The 2004 auction season also will be launched Saturday by Outer Cape Auctions with a sale of some 160 works of art at the Provincetown Town Hall, starting at 4 p.m.
Highlights include an oil painting of a storm scene by Anne Packard, a watercolor dune scene by Philip Malicoat, a wharf scene by Gerrit Hondius, a snowy street scene by Joseph Biel, a signed print by Salvatore Dali, cubist works by Remo Farruggio, and a signed stone lithograph by Joan Miro.
. . .
An incredible auction record was the one set for a maritime model when a Navy Board warship model sold for $1,120,039 last month at Christie's in England. It was a 1:48 scale, 40-gun model of an unrigged English two-deck Fifth Rate circa 1710-24.
. . .
Although they didn't set records, there were many noteworthy fall auctions whose results should be reported, including James D. Julia's three-day firearms auction in Portsmouth, N.H., that grossed $3.3 million.
The top seller of the 1,177 lots was what is considered the finest pair of Nimschke engraved gold and nickel single-action Army Colt revolvers in existence. The unfired pair of revolvers was purchased by a phone bidder for $276,000.
. . .
The top seller at Frank Kaminski's Thanksgiving weekend auction in Lynnfield was a 5.12- carat emerald-cut diamond ring from a Swampscott family that sold for $27,600.

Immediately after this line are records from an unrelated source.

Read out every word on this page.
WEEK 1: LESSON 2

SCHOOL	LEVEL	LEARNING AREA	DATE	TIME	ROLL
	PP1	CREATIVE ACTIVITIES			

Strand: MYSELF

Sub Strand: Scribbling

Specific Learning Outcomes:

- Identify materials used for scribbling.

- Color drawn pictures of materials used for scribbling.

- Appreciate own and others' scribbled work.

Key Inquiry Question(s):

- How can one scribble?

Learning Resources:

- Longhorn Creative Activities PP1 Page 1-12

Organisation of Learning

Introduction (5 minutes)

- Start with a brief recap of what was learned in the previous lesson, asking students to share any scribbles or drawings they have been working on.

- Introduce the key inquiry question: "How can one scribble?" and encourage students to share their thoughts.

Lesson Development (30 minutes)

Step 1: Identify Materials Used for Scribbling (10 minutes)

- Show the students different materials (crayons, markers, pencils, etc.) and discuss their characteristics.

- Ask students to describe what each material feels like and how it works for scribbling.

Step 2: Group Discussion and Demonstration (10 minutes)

Other top prices included a signed three-color Grueby vase that fetched $14,375; a Pairpoint Puffy lamp ($11,500); a Marblehead two-color pottery vase ($9,660); a North Shore Queen Anne highboy ($9,200); and an English telescope and a circa 1800 Federal inlaid secretary, each of which brought $8,050.
A 9-foot-4-inch by 11-foot-10-inch antique Heriz Oriental carpet, which had been purchased at a tag sale a month earlier for $60, sold for $3,565.
. . .
A 19th-century English mahogany bookcase-breakfront and an early 20th-century French Louis XVI style gilt bronze mounted mahogany vitrine (a glass-fronted cabinet) brought the two top prices at Skinner's auction of European furniture and decorative arts. The William IV bookcase-breakfront sold for $11,163 against a $3,000-$5,000 estimate and the vitrine for $9,106 against a $1,500-$2,000 estimate.
"Smalls" brought some surprising prices, like the $4,113 paid for an Italian paperweight with a $500-$700 estimate; the $3,819 for a 3-inch French musical snuff box with a $300-$500 estimate; and the $3,055 for an 8-inch Viennese musical jewel box with a $500-$700 estimate.